Reputation: 10689
I have two files with sorted lines. One file (B) is a subset of the other file (A). I would like to find all lines in A that ARE NOT in B. Ideally, I would like to create a file (C) that contains these lines. Is this possible in Unix? I'm looking for a one line command to do this instead of writing a script. I looked at the join
and diff
commands, but I could not find a command option to do this.
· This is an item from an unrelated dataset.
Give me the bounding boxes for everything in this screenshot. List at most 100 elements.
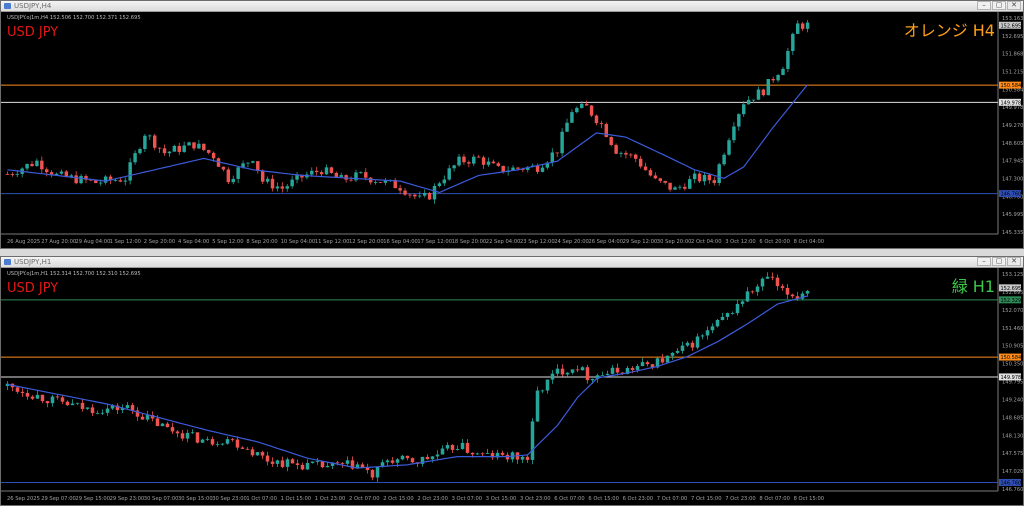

Thanks for the help.
Upvotes: 6
Views: 2851
Reputation: 360065
This join
command will do what you're asking:
join -v 1 fileA fileB > fileC
Demonstration:
$ cat fileA
a
c
d
g
h
t
u
v
z
$ cat fileB
a
d
g
t
u
z
$ join -v 1 fileA fileB
c
h
v
This assumes sorted files as you stated in your question. For unsorted files:
join -v 1 <(sort fileA) <(sort fileB)
Upvotes: 1
Reputation: 2497
Awk Solution
Input files
a
aaa
bbb
ccc
b
ccc
ddd
eel
Code
awk ' NR==FNR { A[$0]=1; next; }
{ if ($0 in A) { A[$0]=0; } }
END { for (k in A) { if (A[k]==1) { print k; } } } ' a b > c
c (Output file)
bbb
aaa
Upvotes: 0
Reputation: 51147
You can do this with diff as well. Diff (unlike @johlo's grep answer) cares about order, works on non-sorted files (unlike @johnshen64's comm answer) :
$ cat a
a
b
c
d
e
$ cat b
a
b
f
d
e
$ diff -dbU0 a b
--- a 2012-05-18 16:02:30.603386016 -0400
+++ b 2012-05-18 16:02:45.547817122 -0400
@@ -3 +3 @@
-c
+f
So you can use a pipeline to get just the omitted lines—considering order:
$ diff -dbU0 a b | tail -n +4 | grep ^- | cut -c2-
c
Upvotes: 3